While giving a reasonable account of the heavy-ion collision story, the description of the relation of string theory to the much more interesting question of what happens in proton-proton collisions at the Tevatron or LHC energy frontier is actively misleading hype. What he is really describing is supersymmetry, and while he begins with the arguable:
Supersymmetry predicts many other particles, and if they are discovered, it would be clear evidence that string theory is on the right track.
he then goes on to claim that:
What is exciting is that string theorists are placing their bets, along with theorists of other stripes, and holding their breaths for experimental discoveries that may vindicate or shatter their hopes…
If it [evidence for supersymmetry] is found, many of us would take it as confirmation of superstring theory
There’s no discussion of the issue of the supersymmetry breaking scale, or acknowledgement of the fact that string theory does not at all require this scale to be low enough for superpartners to be observable at LHC energies. The fact of the matter is that string theory makes no predictions at all about what the LHC will see, and Gubser’s claim that string theorists have some sort of LHC prediction they are betting on is just not true. There is no bet here that string theorists can possibly lose: if superpartners are found, they are likely to trumpet this as “confirmation of string theory”, but if not, they’ll fall back on the accurate statement that string theory predicted nothing about this.
Throughout the book, Gubser is on the defensive about the issue of string theory’s lack of predictivity, invoking highly strained and dubious analogies as excuses. One chapter begins with a discussion of Roman history and its effects on our present-day culture. He then argues that our many centuries remove from this history is somehow like the way string theory makes predictions at high energies, not low energies. I don’t see the analogy (we have lots of evidence for Romans, none for strings), and in any case the problem with string theory is not that it can’t predict what happens at low energies, but that it can’t predict anything at any energy. In another chapter he compares current string theory unification models to the BCS theory of superconductivity, noting that the BCS theory doesn’t work for high-temperature superconductivity. I’m not sure what to make of this analogy, since BCS is a successful theory, string unification models aren’t. The only point of it seems to be the hope that something new will be discovered experimentally (analog of high temperature superconductivity), and some unknown version of string theory will describe it.

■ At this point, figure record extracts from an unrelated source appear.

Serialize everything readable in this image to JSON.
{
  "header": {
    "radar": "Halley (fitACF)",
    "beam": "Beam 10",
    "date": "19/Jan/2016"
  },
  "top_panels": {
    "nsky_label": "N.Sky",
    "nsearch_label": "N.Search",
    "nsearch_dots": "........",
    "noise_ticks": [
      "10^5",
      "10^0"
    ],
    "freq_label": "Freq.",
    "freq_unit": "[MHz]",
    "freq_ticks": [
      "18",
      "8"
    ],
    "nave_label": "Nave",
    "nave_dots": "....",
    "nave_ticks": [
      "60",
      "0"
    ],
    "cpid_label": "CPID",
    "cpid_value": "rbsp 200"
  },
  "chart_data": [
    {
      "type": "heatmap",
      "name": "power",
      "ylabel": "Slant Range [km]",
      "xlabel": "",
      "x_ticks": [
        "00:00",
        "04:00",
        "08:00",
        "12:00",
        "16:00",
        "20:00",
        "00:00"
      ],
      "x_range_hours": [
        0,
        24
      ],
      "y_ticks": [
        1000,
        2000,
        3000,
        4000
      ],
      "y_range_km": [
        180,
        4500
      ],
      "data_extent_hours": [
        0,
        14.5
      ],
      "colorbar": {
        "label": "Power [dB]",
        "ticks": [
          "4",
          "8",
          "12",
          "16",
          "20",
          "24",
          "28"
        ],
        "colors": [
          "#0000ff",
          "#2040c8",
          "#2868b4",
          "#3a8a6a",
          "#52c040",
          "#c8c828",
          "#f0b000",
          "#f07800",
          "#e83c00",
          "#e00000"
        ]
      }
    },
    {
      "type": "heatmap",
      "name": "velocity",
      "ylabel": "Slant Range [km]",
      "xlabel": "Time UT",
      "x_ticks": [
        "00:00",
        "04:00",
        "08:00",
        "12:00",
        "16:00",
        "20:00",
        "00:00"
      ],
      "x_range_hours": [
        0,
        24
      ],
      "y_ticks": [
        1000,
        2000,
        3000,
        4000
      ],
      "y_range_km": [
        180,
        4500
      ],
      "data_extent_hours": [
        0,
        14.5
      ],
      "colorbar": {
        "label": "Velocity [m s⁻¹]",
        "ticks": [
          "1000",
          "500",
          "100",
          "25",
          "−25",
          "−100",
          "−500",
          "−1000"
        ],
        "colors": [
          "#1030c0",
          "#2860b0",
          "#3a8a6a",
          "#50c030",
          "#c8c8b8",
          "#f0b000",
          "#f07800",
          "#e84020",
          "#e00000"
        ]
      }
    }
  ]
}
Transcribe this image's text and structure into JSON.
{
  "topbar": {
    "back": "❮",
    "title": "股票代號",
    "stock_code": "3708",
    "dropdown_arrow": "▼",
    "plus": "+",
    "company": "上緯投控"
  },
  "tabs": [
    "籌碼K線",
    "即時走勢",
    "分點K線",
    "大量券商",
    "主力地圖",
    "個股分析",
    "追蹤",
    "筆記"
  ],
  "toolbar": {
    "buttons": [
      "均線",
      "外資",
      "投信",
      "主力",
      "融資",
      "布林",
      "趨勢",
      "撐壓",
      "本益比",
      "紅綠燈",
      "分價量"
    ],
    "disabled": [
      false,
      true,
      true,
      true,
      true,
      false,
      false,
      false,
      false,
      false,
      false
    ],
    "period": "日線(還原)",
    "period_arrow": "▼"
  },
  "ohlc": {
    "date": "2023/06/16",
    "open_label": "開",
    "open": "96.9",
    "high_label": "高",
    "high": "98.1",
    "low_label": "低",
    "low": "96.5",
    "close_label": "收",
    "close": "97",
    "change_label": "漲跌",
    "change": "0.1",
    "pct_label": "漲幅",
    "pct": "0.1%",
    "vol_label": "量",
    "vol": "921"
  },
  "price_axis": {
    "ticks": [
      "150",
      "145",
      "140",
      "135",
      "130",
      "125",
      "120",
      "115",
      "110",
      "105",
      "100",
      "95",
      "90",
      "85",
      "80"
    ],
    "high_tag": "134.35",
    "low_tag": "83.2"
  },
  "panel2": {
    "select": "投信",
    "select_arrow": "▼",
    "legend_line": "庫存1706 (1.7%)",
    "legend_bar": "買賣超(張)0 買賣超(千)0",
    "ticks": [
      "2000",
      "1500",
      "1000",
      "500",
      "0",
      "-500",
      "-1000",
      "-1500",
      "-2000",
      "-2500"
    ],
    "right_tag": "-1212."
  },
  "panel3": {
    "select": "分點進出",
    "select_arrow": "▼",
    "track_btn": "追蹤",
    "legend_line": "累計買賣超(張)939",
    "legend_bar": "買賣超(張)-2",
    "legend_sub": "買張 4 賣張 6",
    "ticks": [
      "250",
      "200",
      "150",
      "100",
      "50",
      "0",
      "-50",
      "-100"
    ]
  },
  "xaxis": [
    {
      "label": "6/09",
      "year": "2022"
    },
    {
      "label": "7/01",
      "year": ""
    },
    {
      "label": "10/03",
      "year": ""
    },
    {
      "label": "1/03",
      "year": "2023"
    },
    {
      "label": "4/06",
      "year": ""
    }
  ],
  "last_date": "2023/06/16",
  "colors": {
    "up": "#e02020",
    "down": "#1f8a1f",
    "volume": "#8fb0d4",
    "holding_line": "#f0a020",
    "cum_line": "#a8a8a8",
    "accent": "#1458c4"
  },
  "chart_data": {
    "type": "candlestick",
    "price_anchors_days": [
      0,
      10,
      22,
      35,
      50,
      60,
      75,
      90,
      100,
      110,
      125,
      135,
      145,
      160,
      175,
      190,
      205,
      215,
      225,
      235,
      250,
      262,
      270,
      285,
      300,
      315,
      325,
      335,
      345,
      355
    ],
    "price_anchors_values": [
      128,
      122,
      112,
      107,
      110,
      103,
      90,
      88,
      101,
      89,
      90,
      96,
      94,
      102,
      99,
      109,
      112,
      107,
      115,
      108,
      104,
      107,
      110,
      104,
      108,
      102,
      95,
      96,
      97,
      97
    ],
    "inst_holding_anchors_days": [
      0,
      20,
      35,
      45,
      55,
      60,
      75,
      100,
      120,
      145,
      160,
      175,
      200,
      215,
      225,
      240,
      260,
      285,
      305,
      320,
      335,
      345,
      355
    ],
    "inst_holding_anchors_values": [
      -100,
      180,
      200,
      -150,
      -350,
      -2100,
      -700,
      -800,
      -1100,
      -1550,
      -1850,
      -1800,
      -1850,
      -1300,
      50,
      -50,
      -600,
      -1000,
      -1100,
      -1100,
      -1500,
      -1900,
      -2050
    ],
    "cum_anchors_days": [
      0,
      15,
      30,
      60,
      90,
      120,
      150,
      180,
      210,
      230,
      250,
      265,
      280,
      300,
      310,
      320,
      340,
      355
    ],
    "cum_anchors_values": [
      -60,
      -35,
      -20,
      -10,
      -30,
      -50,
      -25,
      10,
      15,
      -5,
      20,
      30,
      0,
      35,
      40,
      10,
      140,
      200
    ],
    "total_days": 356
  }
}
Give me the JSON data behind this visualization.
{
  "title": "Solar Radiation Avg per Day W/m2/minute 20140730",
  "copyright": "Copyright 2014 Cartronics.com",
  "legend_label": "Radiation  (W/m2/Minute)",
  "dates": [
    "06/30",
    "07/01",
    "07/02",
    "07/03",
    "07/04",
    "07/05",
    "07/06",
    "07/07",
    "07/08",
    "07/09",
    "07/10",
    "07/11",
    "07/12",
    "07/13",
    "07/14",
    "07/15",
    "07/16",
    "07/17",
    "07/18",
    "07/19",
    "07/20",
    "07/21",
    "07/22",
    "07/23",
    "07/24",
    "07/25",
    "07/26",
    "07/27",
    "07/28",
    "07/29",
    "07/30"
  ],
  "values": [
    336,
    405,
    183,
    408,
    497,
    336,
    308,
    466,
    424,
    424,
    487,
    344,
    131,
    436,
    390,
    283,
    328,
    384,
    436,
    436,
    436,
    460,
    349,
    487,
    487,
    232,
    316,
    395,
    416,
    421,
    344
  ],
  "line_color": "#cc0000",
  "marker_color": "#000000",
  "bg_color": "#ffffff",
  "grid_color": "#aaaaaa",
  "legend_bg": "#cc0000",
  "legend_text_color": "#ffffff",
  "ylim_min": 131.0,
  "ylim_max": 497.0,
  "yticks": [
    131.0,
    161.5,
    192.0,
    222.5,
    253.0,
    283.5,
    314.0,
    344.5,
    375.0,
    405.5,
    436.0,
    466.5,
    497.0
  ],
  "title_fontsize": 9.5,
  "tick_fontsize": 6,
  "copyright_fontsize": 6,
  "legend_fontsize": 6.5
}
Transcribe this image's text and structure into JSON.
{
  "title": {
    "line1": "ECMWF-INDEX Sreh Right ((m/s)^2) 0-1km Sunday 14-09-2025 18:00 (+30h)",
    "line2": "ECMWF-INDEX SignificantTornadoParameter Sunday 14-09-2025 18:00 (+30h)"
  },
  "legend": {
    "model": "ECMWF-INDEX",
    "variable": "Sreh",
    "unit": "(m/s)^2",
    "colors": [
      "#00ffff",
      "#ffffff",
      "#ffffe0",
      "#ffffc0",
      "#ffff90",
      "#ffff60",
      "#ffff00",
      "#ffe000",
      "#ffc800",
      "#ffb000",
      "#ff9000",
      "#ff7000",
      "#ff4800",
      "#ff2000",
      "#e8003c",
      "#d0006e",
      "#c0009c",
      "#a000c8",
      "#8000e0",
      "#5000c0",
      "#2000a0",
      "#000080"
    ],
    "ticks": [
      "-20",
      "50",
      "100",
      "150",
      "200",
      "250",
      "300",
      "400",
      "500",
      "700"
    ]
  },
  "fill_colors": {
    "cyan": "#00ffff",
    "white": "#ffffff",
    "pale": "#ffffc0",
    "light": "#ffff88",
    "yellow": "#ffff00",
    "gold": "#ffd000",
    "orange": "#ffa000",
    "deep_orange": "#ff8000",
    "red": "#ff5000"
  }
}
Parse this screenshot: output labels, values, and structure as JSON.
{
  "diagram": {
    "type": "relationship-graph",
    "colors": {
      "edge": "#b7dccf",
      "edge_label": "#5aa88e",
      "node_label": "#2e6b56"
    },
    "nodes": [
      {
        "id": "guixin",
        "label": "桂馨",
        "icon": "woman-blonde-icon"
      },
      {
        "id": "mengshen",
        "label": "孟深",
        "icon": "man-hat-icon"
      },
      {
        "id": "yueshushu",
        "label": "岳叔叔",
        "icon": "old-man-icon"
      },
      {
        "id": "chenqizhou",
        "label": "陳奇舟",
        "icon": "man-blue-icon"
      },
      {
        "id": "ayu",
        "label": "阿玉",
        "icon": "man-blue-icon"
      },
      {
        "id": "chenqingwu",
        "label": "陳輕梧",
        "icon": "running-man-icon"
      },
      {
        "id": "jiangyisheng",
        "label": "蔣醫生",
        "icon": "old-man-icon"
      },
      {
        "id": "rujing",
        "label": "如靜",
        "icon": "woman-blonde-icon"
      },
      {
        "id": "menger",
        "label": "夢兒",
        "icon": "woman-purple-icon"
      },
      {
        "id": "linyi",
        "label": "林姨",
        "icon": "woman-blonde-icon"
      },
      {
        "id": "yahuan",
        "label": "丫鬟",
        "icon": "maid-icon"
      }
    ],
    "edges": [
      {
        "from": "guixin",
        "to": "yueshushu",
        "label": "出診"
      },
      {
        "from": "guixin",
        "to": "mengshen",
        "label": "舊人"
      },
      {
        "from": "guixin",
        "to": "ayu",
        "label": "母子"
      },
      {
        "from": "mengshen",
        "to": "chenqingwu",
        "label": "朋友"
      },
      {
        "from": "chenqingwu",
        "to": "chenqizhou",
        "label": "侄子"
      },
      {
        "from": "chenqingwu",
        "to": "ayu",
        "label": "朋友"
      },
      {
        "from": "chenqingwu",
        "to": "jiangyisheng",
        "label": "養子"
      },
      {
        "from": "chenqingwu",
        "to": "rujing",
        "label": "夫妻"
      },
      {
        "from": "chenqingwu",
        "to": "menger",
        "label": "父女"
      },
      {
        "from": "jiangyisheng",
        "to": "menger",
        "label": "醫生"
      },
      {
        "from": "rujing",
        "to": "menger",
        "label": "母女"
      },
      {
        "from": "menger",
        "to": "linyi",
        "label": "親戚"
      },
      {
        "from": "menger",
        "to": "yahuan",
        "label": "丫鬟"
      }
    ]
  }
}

Like pretty much all of his colleagues at Princeton, one thing Gubser wants nothing to do with is the multiverse and the anthropic string theory landscape. While he explains the moduli-stabilization problem, the landscape and the multiverse are not discussed, and anthropic argumentation is dismissed with:
Altogether, I find myself unconvinced that this line of argument is useful in string theory.
In the next posting, I’ll write about another new popular physics book, one that I think is much better and much more readable, although it takes the West Coast multiverse interpretation of string theory as gospel, ignoring the views of Gubser and his Princeton colleagues.